Granted, most people can't seem to make enough to support a family on one income today. It's not just farmers that struggle with this. But the next time you ask someone how many acres they own and then gasp at the answer, remember that acres owned are not a measure of financial health. The next time I speak to you about farmland preservation and you go off about how farmers have everything handed to them, dig a little to get to the economic reality. And the next time you ask me if you can have a discount if you buy two bags of beans, watch me closely. You may see me swallow and pause just a bit as I remember the back-breaking time that both sets of our "retired" parents put in out in the field this summer.

In the meantime, it looks like two of us now have part-time jobs.

Monday, November 24, 2014

The Corn Is In!

I've been dreadfully neglectful of blogging this summer/fall.
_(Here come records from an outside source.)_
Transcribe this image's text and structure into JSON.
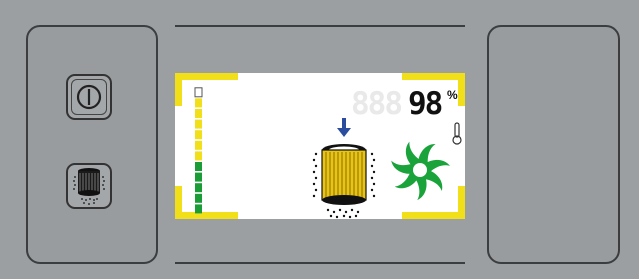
{
  "display": {
    "dim_digits": "888",
    "level_value": "98",
    "level_unit": "%",
    "level_fraction": 0.98
  },
  "icons": {
    "power_button": "power-icon",
    "filter_button": "filter-icon",
    "filter_status": "filter-cartridge-icon",
    "fan_status": "fan-icon",
    "temperature": "thermometer-icon",
    "arrow": "down-arrow-icon"
  },
  "level_bar": {
    "segments_total": 12,
    "segments_lit": 5
  },
  "colors": {
    "frame_yellow": "#f0df19",
    "fan_green": "#1aa33a",
    "bar_green": "#1a9d36",
    "arrow_blue": "#2a4d9e",
    "panel_gray": "#999c9e"
  }
}
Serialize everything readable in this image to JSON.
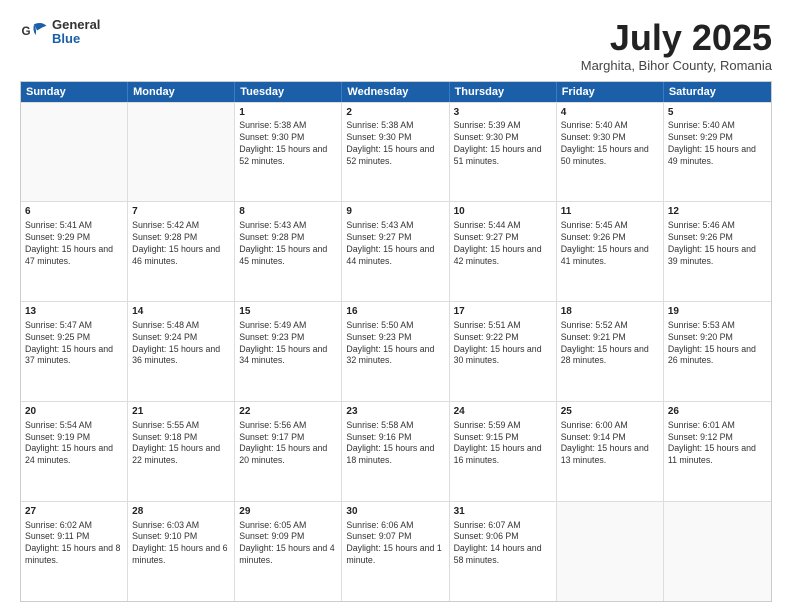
{
  "header": {
    "logo": {
      "general": "General",
      "blue": "Blue"
    },
    "title": "July 2025",
    "location": "Marghita, Bihor County, Romania"
  },
  "days_of_week": [
    "Sunday",
    "Monday",
    "Tuesday",
    "Wednesday",
    "Thursday",
    "Friday",
    "Saturday"
  ],
  "weeks": [
    [
      {
        "day": "",
        "sunrise": "",
        "sunset": "",
        "daylight": "",
        "empty": true
      },
      {
        "day": "",
        "sunrise": "",
        "sunset": "",
        "daylight": "",
        "empty": true
      },
      {
        "day": "1",
        "sunrise": "Sunrise: 5:38 AM",
        "sunset": "Sunset: 9:30 PM",
        "daylight": "Daylight: 15 hours and 52 minutes.",
        "empty": false
      },
      {
        "day": "2",
        "sunrise": "Sunrise: 5:38 AM",
        "sunset": "Sunset: 9:30 PM",
        "daylight": "Daylight: 15 hours and 52 minutes.",
        "empty": false
      },
      {
        "day": "3",
        "sunrise": "Sunrise: 5:39 AM",
        "sunset": "Sunset: 9:30 PM",
        "daylight": "Daylight: 15 hours and 51 minutes.",
        "empty": false
      },
      {
        "day": "4",
        "sunrise": "Sunrise: 5:40 AM",
        "sunset": "Sunset: 9:30 PM",
        "daylight": "Daylight: 15 hours and 50 minutes.",
        "empty": false
      },
      {
        "day": "5",
        "sunrise": "Sunrise: 5:40 AM",
        "sunset": "Sunset: 9:29 PM",
        "daylight": "Daylight: 15 hours and 49 minutes.",
        "empty": false
      }
    ],
    [
      {
        "day": "6",
        "sunrise": "Sunrise: 5:41 AM",
        "sunset": "Sunset: 9:29 PM",
        "daylight": "Daylight: 15 hours and 47 minutes.",
        "empty": false
      },
      {
        "day": "7",
        "sunrise": "Sunrise: 5:42 AM",
        "sunset": "Sunset: 9:28 PM",
        "daylight": "Daylight: 15 hours and 46 minutes.",
        "empty": false
      },
      {
        "day": "8",
        "sunrise": "Sunrise: 5:43 AM",
        "sunset": "Sunset: 9:28 PM",
        "daylight": "Daylight: 15 hours and 45 minutes.",
        "empty": false
      },
      {
        "day": "9",
        "sunrise": "Sunrise: 5:43 AM",
        "sunset": "Sunset: 9:27 PM",
        "daylight": "Daylight: 15 hours and 44 minutes.",
        "empty": false
      },
      {
        "day": "10",
        "sunrise": "Sunrise: 5:44 AM",
        "sunset": "Sunset: 9:27 PM",
        "daylight": "Daylight: 15 hours and 42 minutes.",
        "empty": false
      },
      {
        "day": "11",
        "sunrise": "Sunrise: 5:45 AM",
        "sunset": "Sunset: 9:26 PM",
        "daylight": "Daylight: 15 hours and 41 minutes.",
        "empty": false
      },
      {
        "day": "12",
        "sunrise": "Sunrise: 5:46 AM",
        "sunset": "Sunset: 9:26 PM",
        "daylight": "Daylight: 15 hours and 39 minutes.",
        "empty": false
      }
    ],
    [
      {
        "day": "13",
        "sunrise": "Sunrise: 5:47 AM",
        "sunset": "Sunset: 9:25 PM",
        "daylight": "Daylight: 15 hours and 37 minutes.",
        "empty": false
      },
      {
        "day": "14",
        "sunrise": "Sunrise: 5:48 AM",
        "sunset": "Sunset: 9:24 PM",
        "daylight": "Daylight: 15 hours and 36 minutes.",
        "empty": false
      },
      {
        "day": "15",
        "sunrise": "Sunrise: 5:49 AM",
        "sunset": "Sunset: 9:23 PM",
        "daylight": "Daylight: 15 hours and 34 minutes.",
        "empty": false
      },
      {
        "day": "16",
        "sunrise": "Sunrise: 5:50 AM",
        "sunset": "Sunset: 9:23 PM",
        "daylight": "Daylight: 15 hours and 32 minutes.",
        "empty": false
      },
      {
        "day": "17",
        "sunrise": "Sunrise: 5:51 AM",
        "sunset": "Sunset: 9:22 PM",
        "daylight": "Daylight: 15 hours and 30 minutes.",
        "empty": false
      },
      {
        "day": "18",
        "sunrise": "Sunrise: 5:52 AM",
        "sunset": "Sunset: 9:21 PM",
        "daylight": "Daylight: 15 hours and 28 minutes.",
        "empty": false
      },
      {
        "day": "19",
        "sunrise": "Sunrise: 5:53 AM",
        "sunset": "Sunset: 9:20 PM",
        "daylight": "Daylight: 15 hours and 26 minutes.",
        "empty": false
      }
    ],
    [
      {
        "day": "20",
        "sunrise": "Sunrise: 5:54 AM",
        "sunset": "Sunset: 9:19 PM",
        "daylight": "Daylight: 15 hours and 24 minutes.",
        "empty": false
      },
      {
        "day": "21",
        "sunrise": "Sunrise: 5:55 AM",
        "sunset": "Sunset: 9:18 PM",
        "daylight": "Daylight: 15 hours and 22 minutes.",
        "empty": false
      },
      {
        "day": "22",
        "sunrise": "Sunrise: 5:56 AM",
        "sunset": "Sunset: 9:17 PM",
        "daylight": "Daylight: 15 hours and 20 minutes.",
        "empty": false
      },
      {
        "day": "23",
        "sunrise": "Sunrise: 5:58 AM",
        "sunset": "Sunset: 9:16 PM",
        "daylight": "Daylight: 15 hours and 18 minutes.",
        "empty": false
      },
      {
        "day": "24",
        "sunrise": "Sunrise: 5:59 AM",
        "sunset": "Sunset: 9:15 PM",
        "daylight": "Daylight: 15 hours and 16 minutes.",
        "empty": false
      },
      {
        "day": "25",
        "sunrise": "Sunrise: 6:00 AM",
        "sunset": "Sunset: 9:14 PM",
        "daylight": "Daylight: 15 hours and 13 minutes.",
        "empty": false
      },
      {
        "day": "26",
        "sunrise": "Sunrise: 6:01 AM",
        "sunset": "Sunset: 9:12 PM",
        "daylight": "Daylight: 15 hours and 11 minutes.",
        "empty": false
      }
    ],
    [
      {
        "day": "27",
        "sunrise": "Sunrise: 6:02 AM",
        "sunset": "Sunset: 9:11 PM",
        "daylight": "Daylight: 15 hours and 8 minutes.",
        "empty": false
      },
      {
        "day": "28",
        "sunrise": "Sunrise: 6:03 AM",
        "sunset": "Sunset: 9:10 PM",
        "daylight": "Daylight: 15 hours and 6 minutes.",
        "empty": false
      },
      {
        "day": "29",
        "sunrise": "Sunrise: 6:05 AM",
        "sunset": "Sunset: 9:09 PM",
        "daylight": "Daylight: 15 hours and 4 minutes.",
        "empty": false
      },
      {
        "day": "30",
        "sunrise": "Sunrise: 6:06 AM",
        "sunset": "Sunset: 9:07 PM",
        "daylight": "Daylight: 15 hours and 1 minute.",
        "empty": false
      },
      {
        "day": "31",
        "sunrise": "Sunrise: 6:07 AM",
        "sunset": "Sunset: 9:06 PM",
        "daylight": "Daylight: 14 hours and 58 minutes.",
        "empty": false
      },
      {
        "day": "",
        "sunrise": "",
        "sunset": "",
        "daylight": "",
        "empty": true
      },
      {
        "day": "",
        "sunrise": "",
        "sunset": "",
        "daylight": "",
        "empty": true
      }
    ]
  ]
}
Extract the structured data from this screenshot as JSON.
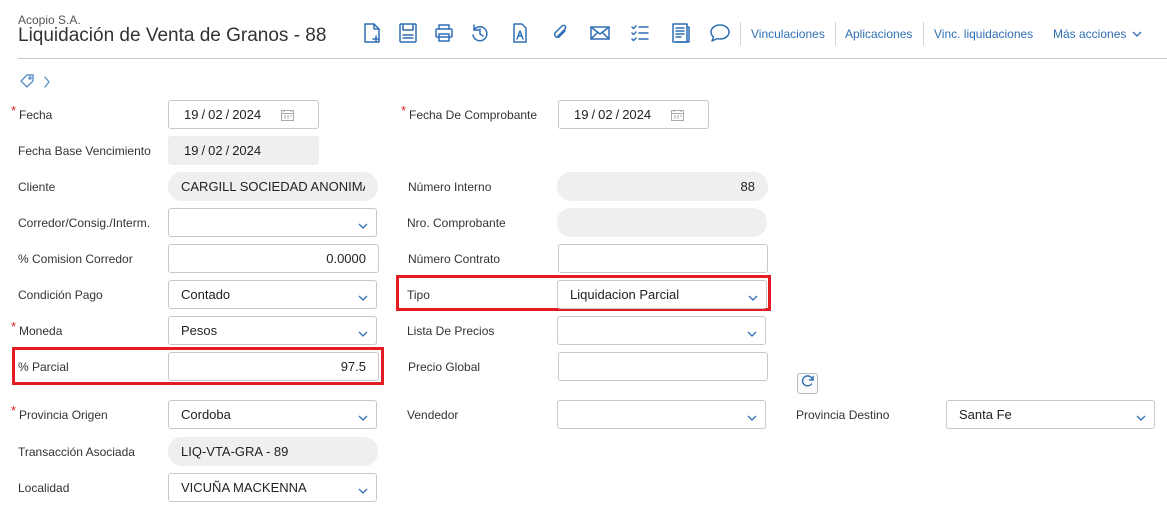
{
  "header": {
    "company": "Acopio S.A.",
    "title": "Liquidación de Venta de Granos - 88"
  },
  "toolbar": {
    "icons": [
      "new-document-icon",
      "save-icon",
      "print-icon",
      "history-icon",
      "text-document-icon",
      "attachment-icon",
      "email-icon",
      "checklist-icon",
      "report-icon",
      "comment-icon"
    ],
    "links": {
      "vinculaciones": "Vinculaciones",
      "aplicaciones": "Aplicaciones",
      "vinc_liquidaciones": "Vinc. liquidaciones",
      "mas_acciones": "Más acciones"
    }
  },
  "form": {
    "fecha": {
      "label": "Fecha",
      "day": "19",
      "month": "02",
      "year": "2024"
    },
    "fecha_comprobante": {
      "label": "Fecha De Comprobante",
      "day": "19",
      "month": "02",
      "year": "2024"
    },
    "fecha_base_vencimiento": {
      "label": "Fecha Base Vencimiento",
      "day": "19",
      "month": "02",
      "year": "2024"
    },
    "cliente": {
      "label": "Cliente",
      "value": "CARGILL SOCIEDAD ANONIMA"
    },
    "numero_interno": {
      "label": "Número Interno",
      "value": "88"
    },
    "corredor": {
      "label": "Corredor/Consig./Interm.",
      "value": ""
    },
    "nro_comprobante": {
      "label": "Nro. Comprobante",
      "value": ""
    },
    "comision_corredor": {
      "label": "% Comision Corredor",
      "value": "0.0000"
    },
    "numero_contrato": {
      "label": "Número Contrato",
      "value": ""
    },
    "condicion_pago": {
      "label": "Condición Pago",
      "value": "Contado"
    },
    "tipo": {
      "label": "Tipo",
      "value": "Liquidacion Parcial"
    },
    "moneda": {
      "label": "Moneda",
      "value": "Pesos"
    },
    "lista_precios": {
      "label": "Lista De Precios",
      "value": ""
    },
    "parcial": {
      "label": "% Parcial",
      "value": "97.5"
    },
    "precio_global": {
      "label": "Precio Global",
      "value": ""
    },
    "provincia_origen": {
      "label": "Provincia Origen",
      "value": "Cordoba"
    },
    "vendedor": {
      "label": "Vendedor",
      "value": ""
    },
    "provincia_destino": {
      "label": "Provincia Destino",
      "value": "Santa Fe"
    },
    "transaccion_asociada": {
      "label": "Transacción Asociada",
      "value": "LIQ-VTA-GRA - 89"
    },
    "localidad": {
      "label": "Localidad",
      "value": "VICUÑA MACKENNA"
    }
  },
  "colors": {
    "accent": "#2f6fb3",
    "required": "#e02020",
    "highlight": "#e31b23",
    "readonly_bg": "#efefef"
  }
}
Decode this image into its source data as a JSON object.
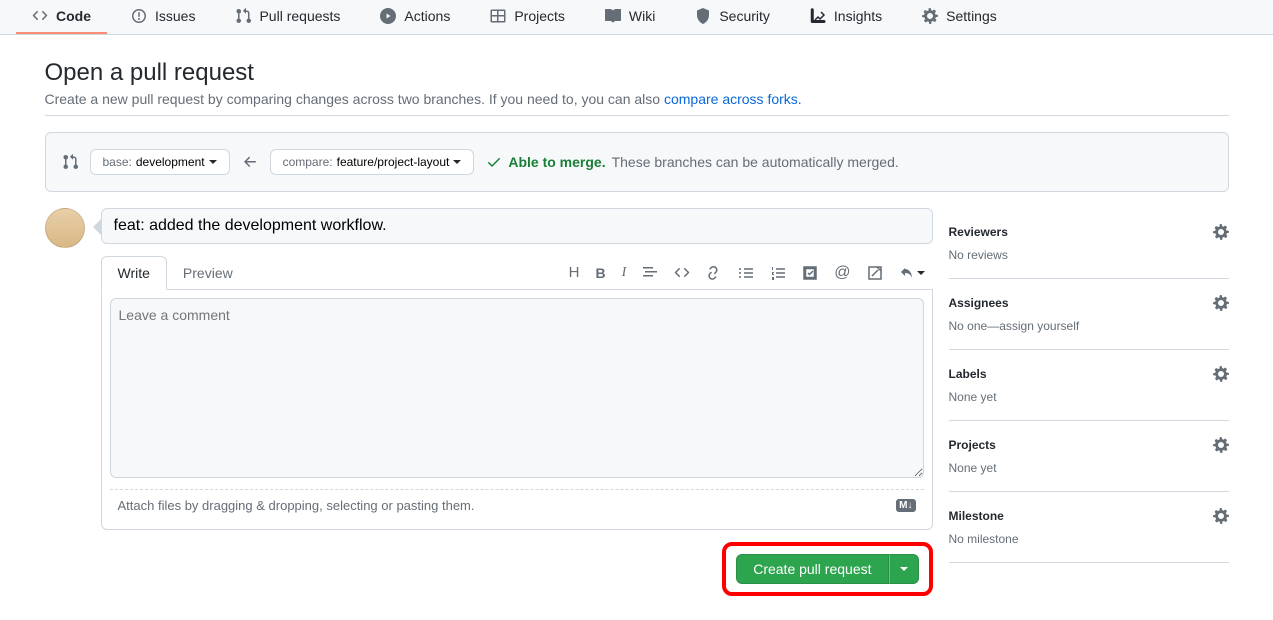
{
  "nav": {
    "code": "Code",
    "issues": "Issues",
    "pulls": "Pull requests",
    "actions": "Actions",
    "projects": "Projects",
    "wiki": "Wiki",
    "security": "Security",
    "insights": "Insights",
    "settings": "Settings"
  },
  "header": {
    "title": "Open a pull request",
    "subhead_pre": "Create a new pull request by comparing changes across two branches. If you need to, you can also ",
    "subhead_link": "compare across forks.",
    "subhead_post": ""
  },
  "range": {
    "base_label": "base:",
    "base_value": "development",
    "compare_label": "compare:",
    "compare_value": "feature/project-layout",
    "merge_ok": "Able to merge.",
    "merge_msg": "These branches can be automatically merged."
  },
  "composer": {
    "title_value": "feat: added the development workflow.",
    "tab_write": "Write",
    "tab_preview": "Preview",
    "placeholder": "Leave a comment",
    "attach_hint": "Attach files by dragging & dropping, selecting or pasting them.",
    "md_badge": "M↓",
    "create_btn": "Create pull request"
  },
  "sidebar": {
    "reviewers": {
      "title": "Reviewers",
      "sub": "No reviews"
    },
    "assignees": {
      "title": "Assignees",
      "sub": "No one—assign yourself"
    },
    "labels": {
      "title": "Labels",
      "sub": "None yet"
    },
    "projects": {
      "title": "Projects",
      "sub": "None yet"
    },
    "milestone": {
      "title": "Milestone",
      "sub": "No milestone"
    }
  }
}
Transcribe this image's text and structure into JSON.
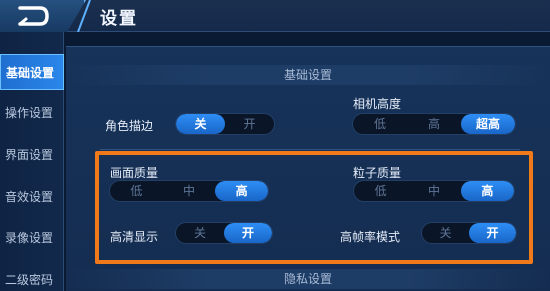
{
  "header": {
    "title": "设置",
    "back_icon": "back-arrow-icon"
  },
  "sidebar": {
    "items": [
      {
        "label": "基础设置",
        "active": true
      },
      {
        "label": "操作设置",
        "active": false
      },
      {
        "label": "界面设置",
        "active": false
      },
      {
        "label": "音效设置",
        "active": false
      },
      {
        "label": "录像设置",
        "active": false
      },
      {
        "label": "二级密码",
        "active": false
      }
    ]
  },
  "main": {
    "section_basic": "基础设置",
    "section_privacy": "隐私设置",
    "settings": {
      "character_outline": {
        "label": "角色描边",
        "options": [
          "关",
          "开"
        ],
        "selected": 0
      },
      "camera_height": {
        "label": "相机高度",
        "options": [
          "低",
          "高",
          "超高"
        ],
        "selected": 2
      },
      "image_quality": {
        "label": "画面质量",
        "options": [
          "低",
          "中",
          "高"
        ],
        "selected": 2
      },
      "particle_quality": {
        "label": "粒子质量",
        "options": [
          "低",
          "中",
          "高"
        ],
        "selected": 2
      },
      "hd_display": {
        "label": "高清显示",
        "options": [
          "关",
          "开"
        ],
        "selected": 1
      },
      "high_fps_mode": {
        "label": "高帧率模式",
        "options": [
          "关",
          "开"
        ],
        "selected": 1
      }
    }
  },
  "colors": {
    "accent": "#2a86ea",
    "highlight": "#f07a1a",
    "background": "#0b1a33"
  }
}
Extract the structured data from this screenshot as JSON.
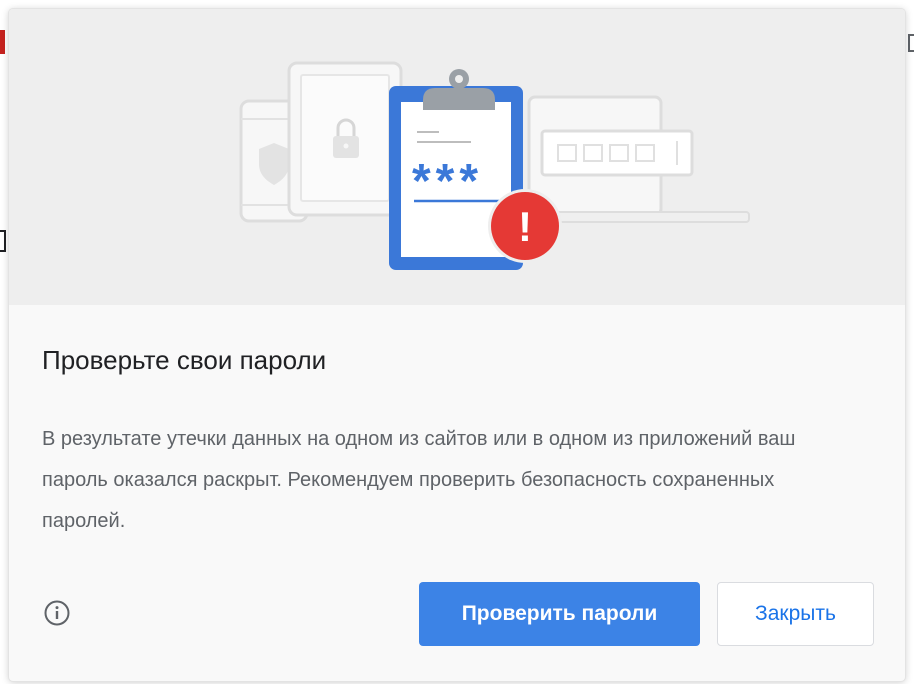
{
  "dialog": {
    "title": "Проверьте свои пароли",
    "description": "В результате утечки данных на одном из сайтов или в одном из приложений ваш пароль оказался раскрыт. Рекомендуем проверить безопасность сохраненных паролей.",
    "primary_button_label": "Проверить пароли",
    "secondary_button_label": "Закрыть",
    "info_icon": "info-icon",
    "illustration": {
      "password_mask": "***",
      "warning_symbol": "!",
      "icons": [
        "phone-shield-icon",
        "tablet-lock-icon",
        "clipboard-icon",
        "warning-icon",
        "laptop-icon"
      ]
    }
  },
  "colors": {
    "accent_blue": "#3c83e6",
    "link_blue": "#1a73e8",
    "warning_red": "#e53935",
    "clipboard_blue": "#3b78d8",
    "title_text": "#202124",
    "body_text": "#5f6368",
    "illustration_bg": "#eeeeee"
  }
}
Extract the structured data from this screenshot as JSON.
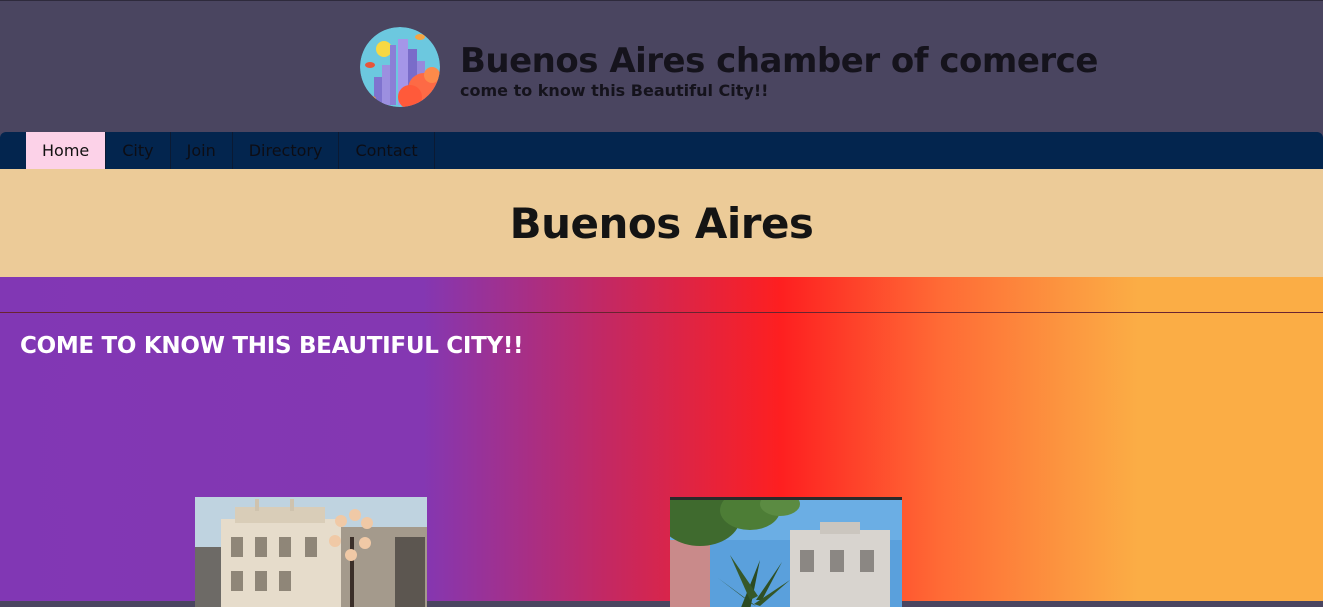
{
  "header": {
    "title": "Buenos Aires chamber of comerce",
    "tagline": "come to know this Beautiful City!!",
    "logo_icon": "city-skyline-logo"
  },
  "nav": {
    "items": [
      {
        "label": "Home",
        "active": true
      },
      {
        "label": "City",
        "active": false
      },
      {
        "label": "Join",
        "active": false
      },
      {
        "label": "Directory",
        "active": false
      },
      {
        "label": "Contact",
        "active": false
      }
    ]
  },
  "hero": {
    "title": "Buenos Aires"
  },
  "main": {
    "heading": "COME TO KNOW THIS BEAUTIFUL CITY!!",
    "photos": [
      {
        "icon": "building-streetlamp-photo"
      },
      {
        "icon": "building-tree-photo"
      }
    ]
  },
  "colors": {
    "header_bg": "#4a4560",
    "nav_bg": "#03254e",
    "nav_active_bg": "#fcd2e8",
    "hero_bg": "#eccb98",
    "gradient_start": "#8137b4",
    "gradient_mid": "#fe1f20",
    "gradient_end": "#fbad45"
  }
}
Something about being so busy doing that I don't have time to document (with a little writer's block sprinkled in, if I'm honest).

If you ride through our corner of the world, you'll find quite a bit of corn still in the fields. In fact, off to the left in this photo, you see another farmer's corn still standing. We know how it is to leave corn in the field for the winter, as we did it just last year. It's not good at all. You lose a bit to gravity, and you lose a lot to wildlife.

We finished harvesting our corn on October 31 this year. None too soon, either, as it was about two weeks later that we got our first snow. Many of the farmers are poised to start combining again as soon as the weather permits, but they will be battling either snow or mud.

There were more photos of the combining process, but all were blurry. Something about the vibration of the huge machine... and perhaps the dirt on the front window.